Trump Netanyahu ile basın toplantısı yaparken Erdoğan için güzel sözler söyledi. “Erdoğan dostum, güçlü ve iyi bir adam” dedi. İki liderin basın toplantısında Erdoğan’a gönderme yapılmasının bir anlamı olmalı. Daha önce Trump’ın oğlunun Erdoğan’a yaptığı özel ziyaret ve toplantıda mı, dışişleri aracılığı ile mi Erdoğan – Trump toplantısının içeriği şekillendirildi orası tam belli değil. Fakat bir görüşme ve anlaşmanın olduğu kesin, zira Erdoğan toplantı öncesi basın toplantısında F16, F35 konusunu etraflıca görüşeceklerini, Heybeliada Ruhban Okulu konusunda gerekli adımların atılacağını dönünce Patrik Bartholomeos ile görüşeceğini söyledi.
Bu konu çok hassas zira bağımsız bir Ruhban Okulu Lozan Anlaşmasına aykırıdır. Trump’ın Gazze planında ve Türkiye’ye verilecek F16 ve F35 uçakları ve, parçaları ve mühimmatı konusunda Türkiye Cumhuriyeti Devleti çok dikkatli davranmak durumundadır. CAATSA yaptırımlarının kaldırılması ABD’de kongrenin kararı ile olacaktır. Trump “meşruiyet” vereceğiz derken Kongre üyelerinin ikna edilmesine mi gönderme yapıyor, bunu yakında göreceğiz.
Gazze’ye her durumda Trump çömüş durumda. Başkan olacağı Barış Kuruluna eski İngiltere Başbakanı Tony Blair’i de alacağını açıkladı. Diğer arap ülkelerinin başkanlarını da kurula alarak, Gazze’de gerçekleştirilecek inşaat projelerinin finansını da onlardan temin edeceği bir seçenek olarak ortada. Gazze’deki Filistinlileri yönetenler Filistinliler olmayacağına göre ortada fiilen bir Filistin Devleti olmayacak.

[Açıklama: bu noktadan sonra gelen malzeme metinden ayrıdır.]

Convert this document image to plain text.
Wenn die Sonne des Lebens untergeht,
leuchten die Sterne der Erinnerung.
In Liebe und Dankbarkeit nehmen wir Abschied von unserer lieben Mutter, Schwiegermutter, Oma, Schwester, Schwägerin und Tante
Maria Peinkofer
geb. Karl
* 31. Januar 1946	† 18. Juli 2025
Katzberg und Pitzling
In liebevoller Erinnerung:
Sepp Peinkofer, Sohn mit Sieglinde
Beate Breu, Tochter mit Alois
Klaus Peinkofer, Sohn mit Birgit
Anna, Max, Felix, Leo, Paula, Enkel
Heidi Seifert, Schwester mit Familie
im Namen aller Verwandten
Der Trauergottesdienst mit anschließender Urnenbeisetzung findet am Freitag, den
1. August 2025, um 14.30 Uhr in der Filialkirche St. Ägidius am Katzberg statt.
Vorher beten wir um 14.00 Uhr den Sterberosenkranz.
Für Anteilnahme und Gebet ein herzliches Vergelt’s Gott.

Trump’ın planındaki refah içindeki Gazze adı altında Gazze’nin yeni projeyle yeniden inşası söz konusu olacak. Bu inşaatlarda Türk firmalarına da iş vererek bir “rüşvet” konusu gündemde olabilecek. Ancak bir başka tehlikeyi de söyleyeyim:
Trump inşaatları yaparken veya yaptırırken Gazze’den epey pay alacak. Buradaki temel konu ABD’nin Gazze’yi kendi eyaleti gibi görerek bölgede tam güvenliği sağlayacak bir üs kurması gündemde olacak. Daha önce ABD için vekalet savaşı verdirdiği İsrail yerine bu kez ABD kendisi sahaya inecek. O zaman bizim için de büyük bir tehlike yanı başımıza gelmiş olacak.